Extension News

Ask the ISU Extension Gardening Experts

Note to media editors: Got gardening questions? Contact the Iowa State University Extension Hortline at (515) 294-3108 (Monday-Friday; 10 a.m.-12 noon and 1-4:30 p.m.) or send an e-mail to hortline@iastate.edu. For more gardening information visit us at Yard and Garden Online at www.yardandgarden.extension.iastate.edu.


When can I move my amaryllis outdoors? 

The amaryllis can be moved outdoors in late May. When the amaryllis is moved outdoors, harden or acclimate the plant to the outdoor environment by initially placing it in a shady, protected area for two to three days and then gradually expose it to longer periods of direct sun. Once hardened, select a site in partial to full sun. Dig a hole and set the pot into the ground. Outdoors, water the plant during dry weather. Also, fertilize the amaryllis once or twice a month through July with a soluble houseplant fertilizer. Bring the plant indoors in mid September. 

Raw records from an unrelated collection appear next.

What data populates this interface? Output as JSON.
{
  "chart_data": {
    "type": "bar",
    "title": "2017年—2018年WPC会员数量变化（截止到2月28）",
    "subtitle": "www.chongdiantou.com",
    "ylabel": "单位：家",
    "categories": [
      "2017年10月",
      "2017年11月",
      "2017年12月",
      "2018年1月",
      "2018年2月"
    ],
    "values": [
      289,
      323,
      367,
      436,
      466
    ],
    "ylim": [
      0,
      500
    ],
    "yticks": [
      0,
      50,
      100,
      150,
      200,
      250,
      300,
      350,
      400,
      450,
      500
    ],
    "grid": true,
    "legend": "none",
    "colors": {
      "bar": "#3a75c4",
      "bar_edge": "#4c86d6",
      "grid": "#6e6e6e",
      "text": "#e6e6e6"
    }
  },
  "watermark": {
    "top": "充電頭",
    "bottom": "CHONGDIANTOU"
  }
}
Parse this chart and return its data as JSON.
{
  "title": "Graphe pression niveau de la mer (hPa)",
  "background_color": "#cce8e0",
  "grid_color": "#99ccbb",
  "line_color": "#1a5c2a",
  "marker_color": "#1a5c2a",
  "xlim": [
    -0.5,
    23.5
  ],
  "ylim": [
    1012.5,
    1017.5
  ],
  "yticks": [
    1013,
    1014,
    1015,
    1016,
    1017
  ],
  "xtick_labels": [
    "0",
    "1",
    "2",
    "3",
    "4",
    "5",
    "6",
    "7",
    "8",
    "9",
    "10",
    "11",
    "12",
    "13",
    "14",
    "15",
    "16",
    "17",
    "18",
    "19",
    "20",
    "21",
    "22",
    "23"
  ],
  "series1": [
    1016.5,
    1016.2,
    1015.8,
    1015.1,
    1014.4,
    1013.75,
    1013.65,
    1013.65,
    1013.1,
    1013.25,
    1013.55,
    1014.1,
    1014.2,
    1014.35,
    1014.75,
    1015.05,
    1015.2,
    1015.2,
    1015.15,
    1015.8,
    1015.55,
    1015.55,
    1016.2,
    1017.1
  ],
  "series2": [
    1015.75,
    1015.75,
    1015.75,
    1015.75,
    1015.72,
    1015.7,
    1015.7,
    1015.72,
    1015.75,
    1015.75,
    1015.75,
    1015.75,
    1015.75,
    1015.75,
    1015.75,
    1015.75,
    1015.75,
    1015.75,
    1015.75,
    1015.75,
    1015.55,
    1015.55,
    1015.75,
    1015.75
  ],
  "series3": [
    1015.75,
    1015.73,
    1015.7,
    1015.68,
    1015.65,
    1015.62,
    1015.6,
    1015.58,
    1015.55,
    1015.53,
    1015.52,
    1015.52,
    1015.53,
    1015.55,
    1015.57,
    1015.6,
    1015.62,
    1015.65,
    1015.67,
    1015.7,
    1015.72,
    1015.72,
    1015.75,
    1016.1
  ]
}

My daffodils produce foliage in spring, but no longer bloom. Why? 

If the daffodils aren't blooming, the plants weren't able to store enough food in the bulbs in the previous year. Daffodil foliage typically doesn't die back until four to six weeks after blooming.  During this four to six-week period, the daffodil foliage is manufacturing food. Much of the food is transported down to the bulbs. In order to bloom, daffodils must store adequate levels of food in their bulbs.


Cutting off the foliage before it has died back naturally may prevent the plants from storing adequate food in the bulbs. Allow the daffodil foliage to die completely before removing it. Plants in partial shade in May and June may not be able to store enough food in the bulbs because of insufficient sunlight. Dig up daffodils growing in partial shade when the foliage has died back and plant the bulbs in a site that receives partial to full sun. If given good care and favorable growing conditions, weak daffodils can be encouraged to flower again. 


Why does my crabapple tree bloom profusely every other year? 

Some trees, such as fruit trees and crabapples, bloom heavily one year and then sparsely the following year. Hand thinning of excess fruit on fruit trees will help to overcome this tendency to flower and bear fruit in alternate years. ‘Bob White,’ ‘David,’ ‘Mary Potter’ and ‘Red Splendor’ are four crabapple varieties that tend to flower heavily in alternate years. When selecting a crabapple, choose a variety that blooms heavily on an annual basis.